Print this Page

NY Theater Reviews

(L to R) Levi Kreis, Elizabeth Stanley, Eddie Clendening, Hunter Foster, Lance Guest and Rob Lyons/ Ph: Joan Marcus

WHOLE LOTTA TALENT GOIN' ON

By MATT WINDMAN

This jukebox musical puts Elvis Presley, Jerry Lee Lewis, Carl Perkins and Johnny Cash in a room together and gives you just what you came for.

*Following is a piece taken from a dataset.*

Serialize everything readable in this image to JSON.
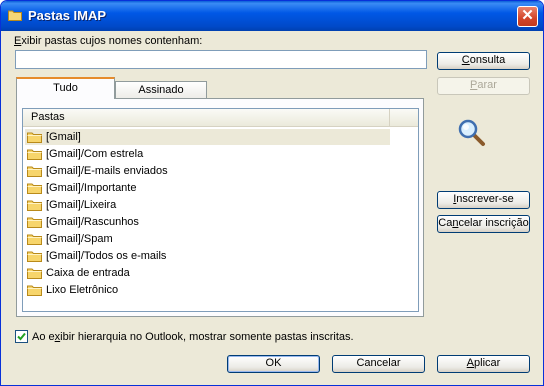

What is it exactly that makes Million Dollar Quartet so damn enjoyable and invigorating? Is it the pure simplicity and rapid-fire energy of four rock 'n roll legends performing their signature tunes for 100 blissful minutes? Is it the charisma and talent of the actors who portray these legendary figures? Whatever the case, it's one hell of a winner.
 
As a "jukebox musical," Million Dollar Quartet is closer in style to Jersey Boys, which is styled as a documentary about The Four Seasons, than to Mamma Mia, where ABBA songs are integrated into a new play with fictional characters.
 
It dramatizes a legendary 1958 jam session between Elvis Presley, Jerry Lee Lewis, Carl Perkins and Johnny Cash at a Memphis recording studio. The setup offers a good excuse to showcase hits like "Walk the Line," "Hound Dog," "Blue Suede Shoes," "Fever," "Folsom Prison Blues," "Sixteen Tons," "Great Balls of Fire," "Whole Lotta Shakin' Goin On," and many more.
 
At the time, all four musicians were in their early- to mid-twenties and had yet to achieve major fame or suffer personal tragedy. Among the depicted personalities, Presley is good-natured and gentle, Perkins is frustrated and on edge, Cash is sober and downbeat, and Lewis is cocky and flamboyant.
 
There are just a few hints of dramatic conflict. Perkins is upset that Presley performed "Blue Suede Shoes" on television, robbing Perkins of his hit song. Meanwhile Cash must break the news to producer Sam Phillips that he has signed with a bigger label.
 
Eddie Clendening (Presley), Levi Kreis (Lewis), Rob Lyons (Perkins), and Lance Guest (Cash) provide not just impersonations, but fully developed and vigorous portrayals. They also perform double duty on guitar and piano.
 
Hunter Foster, in a non-singing role, is similarly spirited as Phillips. Elizabeth Stanley, as the gal who walks in with Elvis, holds her own among the men and delivers some fierce vocal renditions herself.